Dr. Mesa: How are you using pacritinib? Are you administering it in the frontline or second-line setting?

Dr. Odenike: Ever since pacritinib was approved by the US Food and Drug Administration for patients with thrombocytopenia, I generally use it in that setting. When a patient has a platelet count of 20,000-25,000, a big spleen, symptoms, and needs Janus kinase (JAK) inhibition, it’s tough to reach for ruxolitinib or fedratinib. I’ve used pacritinib in the frontline setting in those individuals; it’s clearly less myelosuppressive.

Dr. Mesa: There are a range of potential reasons why some patients have cytopenias, such as drug effects or progressive disease. Do you repeat a bone marrow evaluation? Do you repeat next-generation sequencing? Do you look for other molecular markers? Do you look to see if there has been evolution toward myelodysplastic syndromes (MDS) or acute myeloid leukemia?

Dr. Loghavi: As patients progress through their disease, their hematopoietic reserve is depleted. They can’t make platelets or red blood cells. Progression of disease can also happen through genetics and clonal evolution. We never give a secondary diagnosis of MDS to a patient that has MPN; it’s always considered progression of disease. We will say, ‘there’s features of dysplasia in the bone marrow, and this may indicate that the disease is progressing,’ but we’ll never reclassify the patient as having an MDS/MPN. Any dramatic change in the patient’s blood counts should trigger a bone marrow evaluation again, because there’s often a reason— usually progression of disease—that can explain the patient’s cytopenias.

Dr. Mesa: Are there any other pacritinib toxicity issues on your radar?

Dr. Pemmaraju: Through the years, there has been some scrutiny of major adverse cardiac events and bleeding with pacritinib; however, I haven’t seen much of those in clinical practice.
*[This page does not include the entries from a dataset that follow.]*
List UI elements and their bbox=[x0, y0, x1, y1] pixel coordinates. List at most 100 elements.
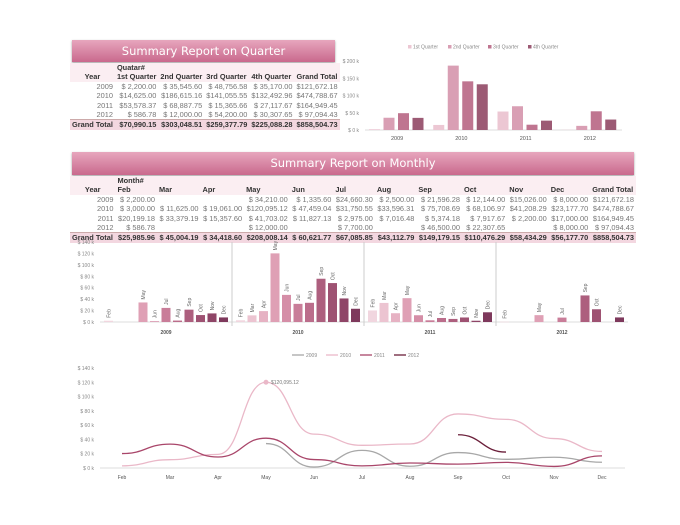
legend-label: 2009 bbox=[306, 353, 317, 359]
value-cell: $ 21,596.28 bbox=[420, 194, 460, 204]
column-header[interactable]: Mar bbox=[156, 185, 201, 195]
bar-4th-quarter bbox=[605, 119, 617, 130]
value-cell: $ 47,459.04 bbox=[292, 204, 332, 214]
value-cell: $ 586.78 bbox=[126, 223, 155, 233]
table-row: 2010 $14,625.00 $186,615.16 $141,055.55 $132… bbox=[70, 91, 340, 100]
value-cell: $ 22,307.65 bbox=[466, 223, 506, 233]
value-cell: $ 97,094.43 bbox=[298, 110, 338, 120]
x-tick-label: 2010 bbox=[455, 136, 467, 142]
line-2010 bbox=[121, 381, 603, 467]
column-header[interactable]: Nov bbox=[507, 185, 549, 195]
bar-jul bbox=[425, 320, 435, 322]
total-cell: $70,990.15 bbox=[114, 119, 159, 130]
year-cell: 2009 bbox=[96, 81, 113, 91]
x-tick-label: Feb bbox=[118, 475, 127, 481]
value-cell: $121,672.18 bbox=[592, 194, 634, 204]
column-header[interactable]: 3rd Quarter bbox=[204, 72, 250, 82]
bar-label: Sep bbox=[187, 298, 193, 307]
value-cell: $ 15,365.66 bbox=[208, 100, 248, 110]
y-tick-label: $ 140 k bbox=[78, 240, 95, 246]
y-tick-label: $ 40 k bbox=[80, 437, 94, 443]
column-header[interactable]: Jun bbox=[289, 185, 334, 195]
y-tick-label: $ 100 k bbox=[78, 395, 95, 401]
column-header[interactable]: 2nd Quarter bbox=[158, 72, 205, 82]
y-tick-label: $ 20 k bbox=[80, 452, 94, 458]
year-cell: 2009 bbox=[97, 194, 114, 204]
value-cell: $31,750.55 bbox=[335, 204, 373, 214]
bar-3rd-quarter bbox=[590, 111, 602, 130]
year-spacer bbox=[70, 176, 116, 186]
bar-label: Mar bbox=[382, 291, 388, 300]
column-header[interactable]: May bbox=[244, 185, 290, 195]
column-header[interactable]: Sep bbox=[416, 185, 462, 195]
x-tick-label: 2009 bbox=[391, 136, 403, 142]
year-cell: 2010 bbox=[96, 91, 113, 101]
bar-aug bbox=[305, 302, 314, 322]
value-cell: $ 30,307.65 bbox=[253, 110, 293, 120]
bar-1st-quarter bbox=[497, 111, 509, 130]
column-header[interactable]: Dec bbox=[548, 185, 591, 195]
x-tick-label: Dec bbox=[598, 475, 607, 481]
column-header[interactable]: 1st Quarter bbox=[114, 72, 159, 82]
total-cell: $858,504.73 bbox=[294, 119, 340, 130]
line-2011 bbox=[121, 437, 603, 468]
total-cell: $303,048.51 bbox=[158, 119, 205, 130]
legend-label: 2012 bbox=[408, 353, 419, 359]
group-label: 2011 bbox=[425, 330, 436, 336]
column-header[interactable]: Apr bbox=[200, 185, 245, 195]
column-header[interactable]: Feb bbox=[115, 185, 157, 195]
group-label: 2012 bbox=[556, 330, 567, 336]
value-cell: $ 41,703.02 bbox=[248, 213, 288, 223]
y-tick-label: $ 120 k bbox=[78, 380, 95, 386]
year-spacer bbox=[70, 63, 115, 73]
y-tick-label: $ 60 k bbox=[80, 286, 94, 292]
value-cell: $ 11,625.00 bbox=[160, 204, 199, 214]
bar-3rd-quarter bbox=[526, 124, 538, 130]
bar-label: Sep bbox=[583, 283, 589, 292]
column-header[interactable]: Jul bbox=[333, 185, 375, 195]
bar-mar bbox=[379, 302, 389, 322]
value-cell: $ 35,545.60 bbox=[163, 81, 203, 91]
total-cell: $58,434.29 bbox=[507, 232, 549, 243]
total-cell: $ 45,004.19 bbox=[156, 232, 201, 243]
column-header[interactable]: Aug bbox=[374, 185, 417, 195]
value-cell: $474,788.67 bbox=[592, 204, 634, 214]
bar-apr bbox=[259, 311, 268, 322]
column-header[interactable]: 4th Quarter bbox=[249, 72, 295, 82]
table-row: 2011 $53,578.37 $ 68,887.75 $ 15,365.66 $ 27… bbox=[70, 101, 340, 110]
bar-nov bbox=[207, 313, 217, 322]
bar-nov bbox=[339, 298, 349, 322]
bar-label: Nov bbox=[210, 301, 216, 310]
group-label: 2010 bbox=[292, 330, 303, 336]
bar-label: Jul bbox=[560, 308, 566, 314]
year-header: Year bbox=[70, 72, 115, 82]
value-cell: $14,625.00 bbox=[119, 91, 157, 101]
legend-swatch bbox=[528, 45, 532, 49]
value-cell: $474,788.67 bbox=[296, 91, 338, 101]
column-header[interactable]: Grand Total bbox=[590, 185, 636, 195]
legend-label: 2nd Quarter bbox=[453, 45, 480, 51]
bar-sep bbox=[448, 318, 458, 322]
bar-label: Nov bbox=[474, 308, 480, 317]
column-header[interactable]: Grand Total bbox=[294, 72, 340, 82]
value-cell: $141,055.55 bbox=[206, 91, 248, 101]
grand-total-label: Grand Total bbox=[70, 119, 115, 130]
y-tick-label: $ 80 k bbox=[80, 274, 94, 280]
bar-label: Dec bbox=[222, 305, 228, 314]
value-cell: $186,615.16 bbox=[161, 91, 203, 101]
year-cell: 2012 bbox=[96, 110, 113, 120]
bar-jun bbox=[150, 321, 159, 322]
value-cell: $ 586.78 bbox=[127, 110, 157, 120]
quarter-pivot-table: Quatar# Year 1st Quarter 2nd Quarter 3rd Qua… bbox=[70, 63, 340, 130]
value-cell: $ 11,827.13 bbox=[292, 213, 332, 223]
bar-feb bbox=[500, 321, 509, 323]
legend-swatch bbox=[448, 45, 452, 49]
bar-label: Jun bbox=[417, 304, 423, 312]
bar-label: Jul bbox=[296, 294, 302, 300]
value-cell: $20,199.18 bbox=[117, 213, 155, 223]
column-header[interactable]: Oct bbox=[461, 185, 508, 195]
year-header: Year bbox=[70, 185, 116, 195]
x-tick-label: Sep bbox=[454, 475, 463, 481]
bar-mar bbox=[247, 315, 257, 322]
With fedratinib, momelotinib, and pacritinib, a main side effect is gastrointestinal (GI) issues. When you come into the real world with these JAK inhibitors, you have patients with Crohn’s disease and prior colon cancer. Interestingly, pacritinib has a signal of diarrhea in the first four to six weeks. When you prescribe pacritinib, it comes with Imodium.
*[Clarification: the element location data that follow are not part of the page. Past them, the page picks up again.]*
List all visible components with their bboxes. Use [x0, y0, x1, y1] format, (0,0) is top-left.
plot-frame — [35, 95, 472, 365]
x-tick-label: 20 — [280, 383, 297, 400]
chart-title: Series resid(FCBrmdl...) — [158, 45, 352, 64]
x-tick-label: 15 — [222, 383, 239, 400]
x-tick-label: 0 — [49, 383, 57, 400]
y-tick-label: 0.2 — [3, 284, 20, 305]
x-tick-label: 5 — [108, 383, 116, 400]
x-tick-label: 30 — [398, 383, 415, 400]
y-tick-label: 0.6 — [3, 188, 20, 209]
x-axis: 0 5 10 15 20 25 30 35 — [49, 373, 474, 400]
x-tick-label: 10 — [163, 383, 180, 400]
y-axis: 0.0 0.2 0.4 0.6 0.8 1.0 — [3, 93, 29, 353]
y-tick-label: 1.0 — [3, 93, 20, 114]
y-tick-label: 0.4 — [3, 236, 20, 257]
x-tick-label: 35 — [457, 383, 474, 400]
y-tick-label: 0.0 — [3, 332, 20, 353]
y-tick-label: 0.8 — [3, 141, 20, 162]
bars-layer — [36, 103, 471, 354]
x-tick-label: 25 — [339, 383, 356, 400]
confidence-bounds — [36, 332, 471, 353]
The second issue is that you can have patients who are being treated at severely low platelets, which is less than 50,000. I watch for secondary events like thrombocytopenia, platelet transfusions, and bleeding, even if they’re not happening first.

Dr. Mesa: Let’s migrate to momelotinib, the most recently approved JAK inhibitor in September 2023. When do you choose momelotinib versus pacritinib?

Dr. Odenike: I am using momelotinib both [in] the frontline and second-line setting. Anemia drives my reaching for momelotinib. If a patient has MF and anemia, you look at it through a wide lens; you don’t naturally assume that the anemia is driven exclusively by the MF. If the patient hasn’t had a recent bone marrow evaluation, I will do that, especially if the dip in the counts is recent. I also do a comprehensive anemia work-up.

However, anemia will be driven by MF in many patients. If they are on anything myelosuppressive, I will discontinue that and reach for momelotinib, particularly if the hemoglobin is in the 8.5-9.0 range. This is a range in which if I reached for ruxolitinib as the first-line treatment, I might render that patient to start needing transfusions. I try to avoid adding a new burden on the patient, so that’s when I generally use momelotinib.